With November gone and December quickly disappearing, it’s not clear how much time will be left — or if the Trump team is planning — to do those in-person briefings with outgoing USAID officials, and there is little USAID’s leadership can do to influence the process.

Speculation about the future

As the agency and its partners wait for the Trump administration team to arrive, speculation about what they might have in store for USAID, and who they might tap to lead the agency, continues to build.

Speaking at the Council of International Development Companies’ annual conference on Dec. 6, Diana Ohlbaum, an independent consultant and U.S. development expert, predicted that the Trump administration will push a policy agenda to strip USAID of its independence and relocate development within other departments.

“My assumption is that the Trump administration will move to eliminate USAID and merge it into the State Department,” Ohlbaum said.

Such a proposal would not be unprecedented.

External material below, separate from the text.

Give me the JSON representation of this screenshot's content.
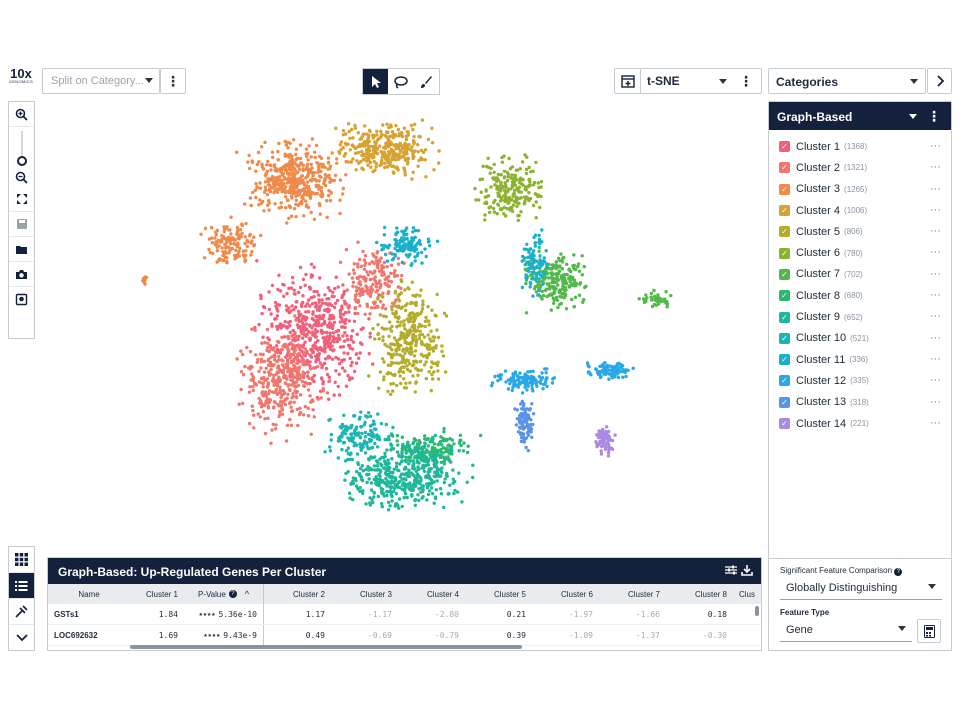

In the mid-1990s, with a Republican-controlled Congress, there was an effort to dismantle USAID and fold U.S. foreign assistance programs into the State Department. *Ohlbaum, who was working for Sen. Paul Sarbanes, was part of the successful effort to defend the agency against those plans.

Not everyone agrees the Trump administration will pursue anything that drastic. The agency enjoys more bipartisan support now than it did then, with key Republican and Democratic allies in Congress who have helped secure a relatively stable budget and independent management for the agency. Trump never explicitly attacked U.S. development programs during the campaign — even though his rival Hillary Clinton was closely associated with many of them.

Trump team’s silence so far, however, is doing little to ease concerns.

Update, Dec. 9, 2016: This article has been updated to clarify that Diana Ohlbaum was not working for Rep. Howard Berman in the 1990s. She was working for Sen Paul Sarbanes.